MedWire News: A study in the journal Medical Care reports that Hispanic patients with asthma who have a limited English proficiency have significantly poorer asthma control and lower quality of life (QoL) compared with proficient English speakers.
Juan Wisnivesky (Mount Sinai School of Medicine, New York, USA) and colleagues interviewed 318 adults with asthma who were receiving care at two large inner-city clinics in New York to elucidate the potential relationship of language barriers and asthma outcomes.
The cohort was split into three groups: non-Hispanics who were native English speakers (44%), Hispanics proficient in English (38%) and Hispanics with limited English proficiency (18%). Over 80% of all Hispanics in this study were from Puerto Rico and those with limited English proficiency were significantly older, more likely to be insured by Medicare and had lower household incomes. These factors were taken into account in the multivariate analysis of the results.
Wisnivesky et al report that patients with limited English proficiency had significantly worse asthma control, as indicated by higher scores on the Asthma Control Questionnaire, than non-Hispanics and Hispanics proficient in English (3.6 vs 2.6 and 2.9, respectively). This result remained significant in the multivariate analysis.
Hispanics with limited English proficiency were 2.4 times more likely to have an exacerbation requiring outpatient treatment than non-Hispanic patients. They also had a significantly greater number of emergency department visits or hospitalizations than non-Hispanics (odds ratio [OR]=4.36).
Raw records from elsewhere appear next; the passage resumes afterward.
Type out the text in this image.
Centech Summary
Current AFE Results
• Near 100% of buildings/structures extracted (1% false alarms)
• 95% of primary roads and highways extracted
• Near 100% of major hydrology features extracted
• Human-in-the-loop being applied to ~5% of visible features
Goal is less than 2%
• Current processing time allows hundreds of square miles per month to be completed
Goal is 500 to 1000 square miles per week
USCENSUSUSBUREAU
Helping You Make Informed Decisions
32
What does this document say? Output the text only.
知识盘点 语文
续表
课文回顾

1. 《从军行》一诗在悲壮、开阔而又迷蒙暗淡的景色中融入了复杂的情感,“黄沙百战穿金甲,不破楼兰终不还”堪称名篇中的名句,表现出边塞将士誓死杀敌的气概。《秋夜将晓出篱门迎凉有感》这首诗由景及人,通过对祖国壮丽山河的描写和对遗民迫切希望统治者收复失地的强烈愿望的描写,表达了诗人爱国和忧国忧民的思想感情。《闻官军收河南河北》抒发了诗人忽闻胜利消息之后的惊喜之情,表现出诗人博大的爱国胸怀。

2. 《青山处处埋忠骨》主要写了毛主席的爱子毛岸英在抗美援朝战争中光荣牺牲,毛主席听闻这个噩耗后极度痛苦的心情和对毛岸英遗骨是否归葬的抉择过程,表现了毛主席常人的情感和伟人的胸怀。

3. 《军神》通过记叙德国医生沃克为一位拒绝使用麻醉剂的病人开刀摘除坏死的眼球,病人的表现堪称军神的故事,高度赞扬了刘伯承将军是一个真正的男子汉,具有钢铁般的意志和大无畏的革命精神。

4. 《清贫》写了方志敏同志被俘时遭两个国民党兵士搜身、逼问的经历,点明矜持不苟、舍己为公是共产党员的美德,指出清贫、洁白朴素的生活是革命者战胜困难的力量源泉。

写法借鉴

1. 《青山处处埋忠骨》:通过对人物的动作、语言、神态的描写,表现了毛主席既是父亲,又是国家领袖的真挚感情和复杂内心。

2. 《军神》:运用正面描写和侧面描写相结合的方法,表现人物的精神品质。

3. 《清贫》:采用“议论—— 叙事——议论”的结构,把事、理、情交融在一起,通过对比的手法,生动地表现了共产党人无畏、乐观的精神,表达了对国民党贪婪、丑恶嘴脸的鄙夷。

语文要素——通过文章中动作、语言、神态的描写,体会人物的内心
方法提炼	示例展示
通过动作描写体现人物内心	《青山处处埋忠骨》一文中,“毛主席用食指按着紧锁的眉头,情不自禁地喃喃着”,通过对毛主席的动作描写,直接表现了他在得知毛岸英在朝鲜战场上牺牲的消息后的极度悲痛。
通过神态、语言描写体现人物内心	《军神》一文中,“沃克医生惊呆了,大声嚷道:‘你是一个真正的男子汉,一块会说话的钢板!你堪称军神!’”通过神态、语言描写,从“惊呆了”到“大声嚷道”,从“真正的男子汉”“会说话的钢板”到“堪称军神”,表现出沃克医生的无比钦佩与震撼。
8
However, there was no significant difference in resource utilization between non-Hispanics and Hispanics proficient in English.
The scores from the Asthma Quality of Life Questionnaires (AQoLQ) showed a similar pattern, with Hispanics with limited English showing a poorer quality of life than non-Hispanics (AQoLQ score 3.8 vs 4.8). Again there was no significant difference in the scores from non-Hispanics and Hispanics proficient in English (4.8 vs 4.3).
The authors also note differing opinions on medication and beliefs about asthma between the groups. Hispanics with limited English were more likely to worry about potential side effects of treatment, had lower self-efficacy for asthma control and use of their inhaled corticosteroids (ICS) as indicated by their doctor, and were also more likely to believe that asthma is not a lifelong disease, than the other two groups.
“It is possible that the observed lower rates of adherence with ICS among Hispanics with limited proficiency may be related to some of these factors” say the researchers.
They conclude: “Although further studies are needed to better understand the potential mechanisms underlying the observed association between language proficiency on asthma morbidity, these results suggest that Hispanic asthmatics with limited proficiency are a group at high risk for poor outcomes.”